Beethoven's Piano Sonatas 30, 31, and 32
I have been listening nonstop to Beethoven's Opuses 109, 110, and 111 and I am changed.
For context, I knew a handful of Beethoven pieces by ear, namely the Appassionata, Pathetique, Moonlight, and Tempest sonatas. I've known them for thirty years, since encountering Inger Sodergren's recording of them on which I imprinted as a tender high schooler. I thought them expressions of beauty. Even three weeks ago I would have said the same, that they were expressions of beauty; even now I might say the same, that they are expressions of beauty. But these three weeks have been filled with Beethoven's last three piano sonatas, Nos. 30, 31, and 32, and now I know beauty soars higher than I had eyes to see before.

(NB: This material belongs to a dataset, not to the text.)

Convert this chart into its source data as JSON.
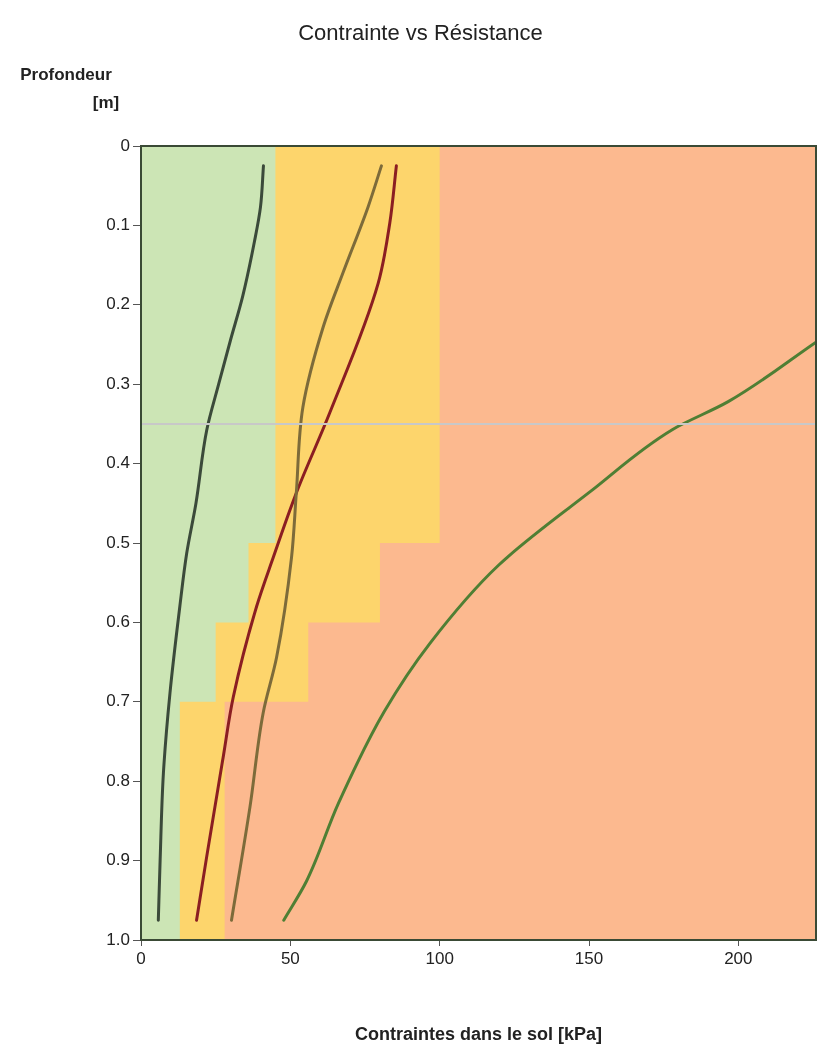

I'm not a musician and I don't have a critic's vocabulary either; all I can say is that these sonatas are transcendent. They are transcendent to the pleasing prettiness of the earlier sonatas I listed, they reach toward high beauty; they are transcendent to stormy passions, they integrate passion into acceptance; they are transcendent to their instrument, they arch toward the universal; they are transcendent to life, they face death.
The second movement (of only two) of Sonata 32 has a high equanimity and poise and yet contains all the multitudes of the damned and the blessed both. You heard them, the voices of the damned and the blessed both, in the first movement. In the second they resolve, or the soul resolves them, to be complete and to be resigned, now, to face the final fact and final act: death.
The recording I'm listening to is Gerardo Teissonnière's, for Steinway & Sons. The playing is profound too, so light and bright, so vivacious yet controlled, the phrasings and dynamics impeccably interpreted and executed.